Brasil lidera alta surpreendente em mercados emergentes! 🚀 O Ibovespa dispara 22% em janeiro de 2026! Descubra como Brasil, Peru e Colômbia brilham e o que pode acontecer com o mercado!
Janeiro de 2026 começou com um movimento inesperado nos mercados emergentes. O índice S&P/BVL General, da Bovespa, disparou 22,51% em dólares, enquanto o MSCI Colcap, da Bovespa, avançou 21,16%. Com uma alta de 18,42% no período, o Índice Bovespa ficou na terceira posição, demonstrando um desempenho notável em comparação com outros mercados globais.
Um levantamento da Elos Ayta, que monitora 21 dos principais índices globais, revelou que o Brasil garantiu o terceiro lugar no pódio mundial, registrando seu melhor resultado mensal em dólares desde o final de 2020. No entanto, essa ascensão não foi suficiente para superar o fôlego renovado das bolsas do Peru e da Colômbia.

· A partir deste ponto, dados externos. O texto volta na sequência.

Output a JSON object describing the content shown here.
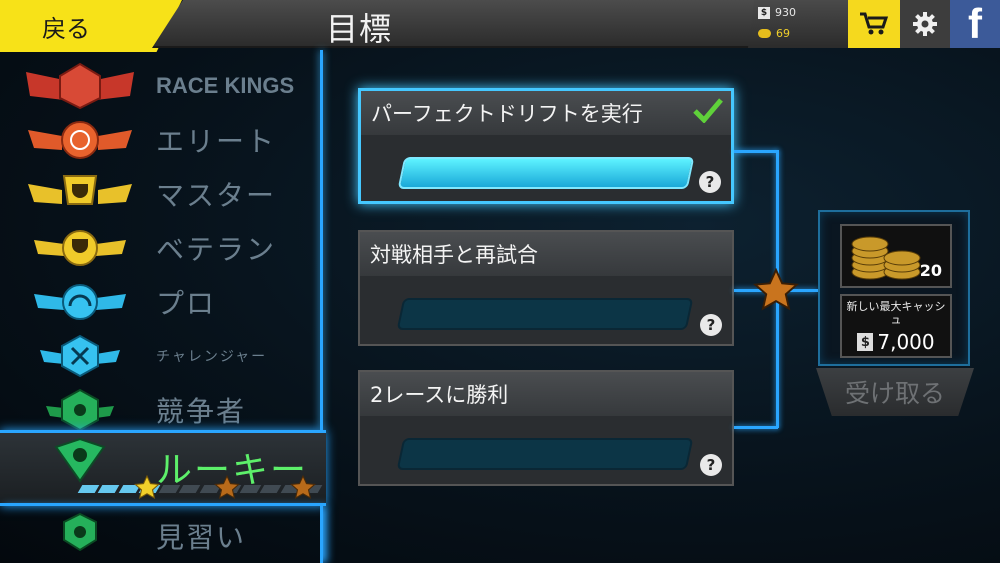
{
  "topbar": {
    "back_label": "戻る",
    "title": "目標",
    "cash": "930",
    "gold": "69"
  },
  "ranks": [
    {
      "label": "RACE KINGS",
      "icon": "race-kings-emblem-icon"
    },
    {
      "label": "エリート",
      "icon": "elite-emblem-icon"
    },
    {
      "label": "マスター",
      "icon": "master-emblem-icon"
    },
    {
      "label": "ベテラン",
      "icon": "veteran-emblem-icon"
    },
    {
      "label": "プロ",
      "icon": "pro-emblem-icon"
    },
    {
      "label": "チャレンジャー",
      "icon": "challenger-emblem-icon"
    },
    {
      "label": "競争者",
      "icon": "competitor-emblem-icon"
    }
  ],
  "current_rank": {
    "label": "ルーキー",
    "stars_earned": 1,
    "stars_total": 3
  },
  "next_rank": {
    "label": "見習い"
  },
  "goals": [
    {
      "label": "パーフェクトドリフトを実行",
      "completed": true,
      "progress": 1.0
    },
    {
      "label": "対戦相手と再試合",
      "completed": false,
      "progress": 0.0
    },
    {
      "label": "2レースに勝利",
      "completed": false,
      "progress": 0.0
    }
  ],
  "reward": {
    "gold_amount": "20",
    "cash_title": "新しい最大キャッシュ",
    "cash_amount": "7,000",
    "claim_label": "受け取る"
  },
  "help_label": "?",
  "colors": {
    "accent_blue": "#2aa6ff",
    "rookie_green": "#5df06a",
    "yellow": "#f7e218"
  }
}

Essa dinâmica sugere que fatores específicos desses países contribuíram para um desempenho superior.
Economistas explicam que o desempenho dos mercados do Peru e da Colômbia no primeiro mês do ano está ligado a uma combinação de fatores técnicos, setoriais e de base comparativa. O “motor de exportação” desses países, especialmente a mineração no Peru, impulsionou o fluxo de capital, com os preços do cobre e do ouro em patamares elevados.
Além disso, a política econômica adotada em países como o Peru e a Colômbia, com uma percepção de líderes liberais e responsáveis fiscalmente, atraiu investidores.
Embora o Ibovespa reflita um mercado com um valor de mercado próximo a US$ 900 bilhões e volume médio diário acima de US$ 5 bilhões, o Brasil continua sendo o mercado mais profundo, líquido e diversificado da América Latina e o principal destino de fluxos estruturais de investidores globais.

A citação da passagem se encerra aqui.